Legal (regulatory) factor
Legal factor includes flexibility and adaptability of law and other legal rules governing the business. It may include the exact rulings and decision of the courts. These affect the business and its managers to a great extent.
The business in a country is greatly influenced by the technological development. The technology adopted by the industries determines the type and quality of goods and services to be produced and the type and quality of plant and equipment to be used. Technological environment influences the business in terms of investment in technology, consistent application of technology and the effects of technology on markets. In India, advancements in automation and information technology have posed the challenging situation for the organisation in future.
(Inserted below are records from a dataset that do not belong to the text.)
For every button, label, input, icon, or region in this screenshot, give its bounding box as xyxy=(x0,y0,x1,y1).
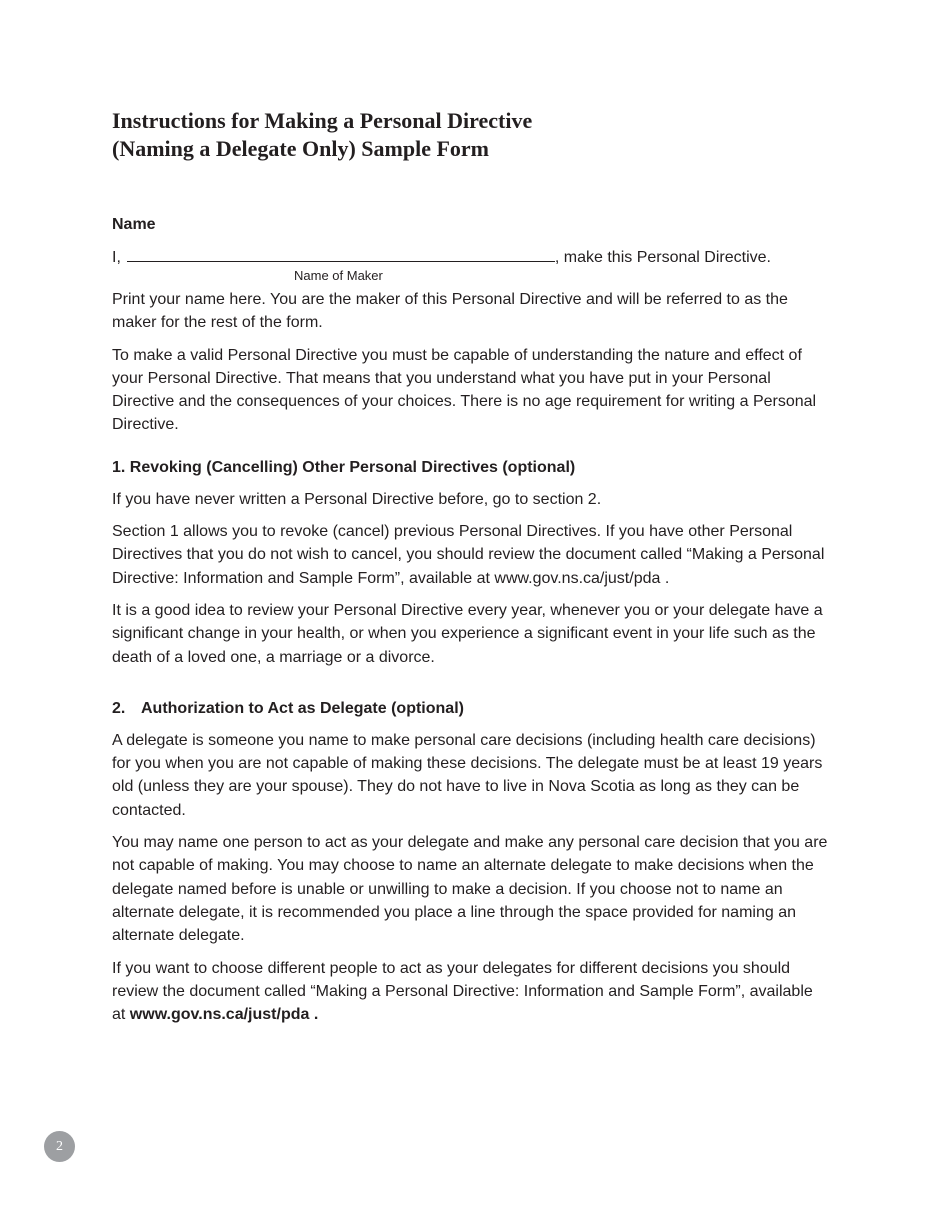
section-1-paragraph: It is a good idea to review your Personal Directive every year, whenever you or your delegate have a significant change in your health, or when you experience a significant event in your life such as the death of a loved one, a marriage or a divorce. xyxy=(112,601,823,666)
section-1-paragraph: Section 1 allows you to revoke (cancel) previous Personal Directives. If you have other Personal Directives that you do not wish to cancel, you should review the document called “Making a Personal Directive: Information and Sample Form”, available at www.gov.ns.ca/just/pda . xyxy=(112,523,825,587)
section-2-paragraph: You may name one person to act as your delegate and make any personal care decision that you are not capable of making. You may choose to name an alternate delegate to make decisions when the delegate named before is unable or unwilling to make a decision. If you choose not to name an alternate delegate, it is recommended you place a line through the space provided for naming an alternate delegate. xyxy=(112,834,828,945)
maker-name-blank[interactable] xyxy=(127,245,555,262)
section-2-number: 2. xyxy=(112,699,126,717)
section-1-heading: 1. Revoking (Cancelling) Other Personal Directives (optional) xyxy=(112,458,576,476)
section-1-paragraph: If you have never written a Personal Directive before, go to section 2. xyxy=(112,490,602,508)
section-2-paragraph-last xyxy=(112,957,828,1027)
maker-prefix: I, xyxy=(112,249,121,266)
page-title-line-2: (Naming a Delegate Only) Sample Form xyxy=(112,136,489,161)
page-title-line-1: Instructions for Making a Personal Directive xyxy=(112,108,533,133)
section-2-paragraph: A delegate is someone you name to make personal care decisions (including health care decisions) for you when you are not capable of making these decisions. The delegate must be at least 19 years old (unless they are your spouse). They do not have to live in Nova Scotia as long as they can be contacted. xyxy=(112,731,823,819)
intro-paragraph: Print your name here. You are the maker of this Personal Directive and will be referred to as the maker for the rest of the form. xyxy=(112,291,788,332)
section-2-title: Authorization to Act as Delegate (optional) xyxy=(141,699,464,717)
maker-name-line xyxy=(112,245,828,283)
intro-paragraph: To make a valid Personal Directive you must be capable of understanding the nature and effect of your Personal Directive. That means that you understand what you have put in your Personal Directive and the consequences of your choices. There is no age requirement for writing a Personal Directive. xyxy=(112,346,817,434)
pda-website-link[interactable]: www.gov.ns.ca/just/pda . xyxy=(129,1006,319,1024)
maker-suffix: , make this Personal Directive. xyxy=(554,249,771,266)
maker-name-caption: Name of Maker xyxy=(294,268,383,283)
name-section-label: Name xyxy=(112,216,156,233)
document-body xyxy=(112,213,828,1035)
page-title xyxy=(112,107,532,163)
section-2-last-text: If you want to choose different people to act as your delegates for different decisions you should review the document called “Making a Personal Directive: Information and Sample Form”, available at xyxy=(112,959,813,1024)
page-number-badge: 2 xyxy=(44,1131,75,1162)
section-2-heading xyxy=(112,697,828,720)
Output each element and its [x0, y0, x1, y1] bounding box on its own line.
There has being only little interest on the relationship of macroeconomic conditions on the performance of and survival of SMEs. Gordon (1988) recognises that macroeconomic conditions can affect the survival of any business. He was of the opinion that tight monetary policy and an increase in interest rate can sharply change the cost of borrowing for businesses and hence destabilize the sector. In the work of wadhwani (1986) he investigated that changes in the level of inflation can affect the volatility of cash flow and reduces the firm’s ability to pay interests on its debts in the case of high inflation, thus threatening the viability of many business. Liedholm and mead (1998) concluded that a general economic fluctuation is directly related to the business survival/performance. Gonzalez (2002) examines the effect of economic control on firm growth, and finds that the economic development and efficient financial system are positively correlated with firm growth. He also looks at the relationship between firm growth and such factors as bank control, corporate law, bankruptcy law, accounting standards and fair market competition, and concludes that a highly effective legal environment not only can protect investors’ interests and help growing firms raise equity capital from the market, but also can influence the financial market development, which, in turn, facilitate firm growth.
The studies on SMEs in developing countries have identified various factors that are related to SME survival and growth. Legal system, institutions and financing are the most claimed factors that have impacts upon the survival and growth of firms. Thorsten et al. (2002) in a survey study of 54 countries, find that firm growth is determined by legal institutions, corruption and financing, and small firms are affected most. Faultless legal system facilitates firm growth, while corruption and lack of finance adversely affects firm survival and growth. (liu and pang 2003) Their study suggests that countries, especially the developing countries where these problems are more prevalent, need to improve their financing environment and reform legal system as well as take proper measures to reduce corruptions to minimum to create an environment suitable for small businesses. Liedholm and Mead (1998) examine eight African countries and confirm that firm age and firm size are some of the important variables in analyzing the enterprise survival. Their work further show macroeconomic factors such as location, composition of activities, labour force and national income make up other important determinants of firm survival and growth.
From the various reviews various factors have accounted for the low survival of small businesses in developing countries, the external factor is not controllable and can best be anticipated given the various indicators so as to change the internal factors to fit the business environment or guide the way in which a business operates.